The newspaper will be a collection of 24 manifestos by artists, and the brief was like this: PIGDOGANDMONKEYFESTOS
I didn't have time to do the manifesto before I came to Japan, but thought I would do it here. I had a few ideas: one was to use the images from the Modes of Practice Manifesto workshop we did to make a 'how to manifest' manual sheet (this would have been quite a straight take on the theme) the second was to take the first 10 manifestos to appear on google images, and take one point from each - so the first point from the first, second point from the second etc. If I had have done that I would have ended up with this:"Racing around a fireball is a blob of filth on which ladies stockings are sold and Gauguins prized, truly a most deplorable business..." Walter Serner 1918
PIGDOGANDMONKEYFESTOS has been conceived as a collection of contemporary artists manifestos. Celebrating the stupidity of declaring your intentions to the world with the hope of changing it, PIGDOGANDMONKEYFESTOS will be a tragi-comedy of baroque minimalist clownery, grandiose and ill conceived in extreme.
Like an over stuffed letterbox at election time, PIGDOGANDMONKEYFESTOS embraces all the half-baked ideas, dead ends and prejudiced rants that make artists' manifestos wondrous artworks in thenselves. Accepting the paucity of the written word, images made in the spirit of the manifesto will also be included in this landfill of a publication.
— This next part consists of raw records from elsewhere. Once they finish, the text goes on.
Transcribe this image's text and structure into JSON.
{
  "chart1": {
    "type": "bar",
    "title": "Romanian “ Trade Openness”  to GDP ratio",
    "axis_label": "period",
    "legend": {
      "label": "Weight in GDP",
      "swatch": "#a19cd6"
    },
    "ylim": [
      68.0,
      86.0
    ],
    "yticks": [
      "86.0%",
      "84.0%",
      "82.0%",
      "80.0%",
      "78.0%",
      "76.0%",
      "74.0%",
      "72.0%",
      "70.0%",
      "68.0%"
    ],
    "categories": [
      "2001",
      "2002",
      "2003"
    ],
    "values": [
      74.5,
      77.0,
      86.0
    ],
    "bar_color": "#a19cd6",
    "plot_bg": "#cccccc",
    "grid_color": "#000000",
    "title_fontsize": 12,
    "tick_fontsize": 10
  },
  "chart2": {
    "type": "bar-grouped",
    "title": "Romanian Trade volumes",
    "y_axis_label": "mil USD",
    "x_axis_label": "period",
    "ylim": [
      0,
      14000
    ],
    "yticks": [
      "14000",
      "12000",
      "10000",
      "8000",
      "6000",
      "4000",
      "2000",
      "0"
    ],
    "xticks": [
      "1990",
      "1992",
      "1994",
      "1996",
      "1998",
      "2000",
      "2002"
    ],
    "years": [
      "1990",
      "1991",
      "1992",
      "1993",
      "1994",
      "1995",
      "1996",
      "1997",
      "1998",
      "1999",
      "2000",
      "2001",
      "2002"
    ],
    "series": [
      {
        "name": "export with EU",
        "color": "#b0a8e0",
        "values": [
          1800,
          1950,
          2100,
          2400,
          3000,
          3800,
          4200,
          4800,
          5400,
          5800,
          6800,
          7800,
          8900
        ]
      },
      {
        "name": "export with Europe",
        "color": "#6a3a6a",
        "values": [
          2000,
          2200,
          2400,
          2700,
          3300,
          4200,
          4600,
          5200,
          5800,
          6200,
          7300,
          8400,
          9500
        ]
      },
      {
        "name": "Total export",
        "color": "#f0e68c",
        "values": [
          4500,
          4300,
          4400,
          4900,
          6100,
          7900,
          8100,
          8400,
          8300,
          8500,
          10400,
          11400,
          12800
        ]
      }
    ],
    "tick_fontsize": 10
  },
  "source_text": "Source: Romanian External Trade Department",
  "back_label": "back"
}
24 artists are each to be given a single page.'
Then on the first night at Headspace, Okata-San the local farmer came around and demonstrated how to use leftover rice bran (the brown bit on rice) to improve the nutritional value of cucumbers. There seems to be an unwritten manifesto on the mountain, where villagers all share resources: every day more cucumbers arrive, or someone brings aubergines, and Jamie and Aiko help Okata-San at harvest time, and he then provides them with rice for the rest of the year. Land and space is also shared, exchanges taking place are natural. Another villager arrived the other night with a ladder - saying he noticed that Jamie and Aiko were not picking their plums, (they don't have a long enough ladder) so he offered to pick them, in exchange for a share of them. They can be used to make plum sho-chu. So, this mountain village is all about recognising and sharing resources, helping each other out, supporting each other - a bit like some of the things we agreed in the 'Modes of Practice' manifesto workshop.
I decided to use the photos of the cucumber treatment for my manifesto manual, and I am quite pleased that something made in the mountains of Nara, Japan, will be distributed around London. I am looking forward to seeing the finished publication.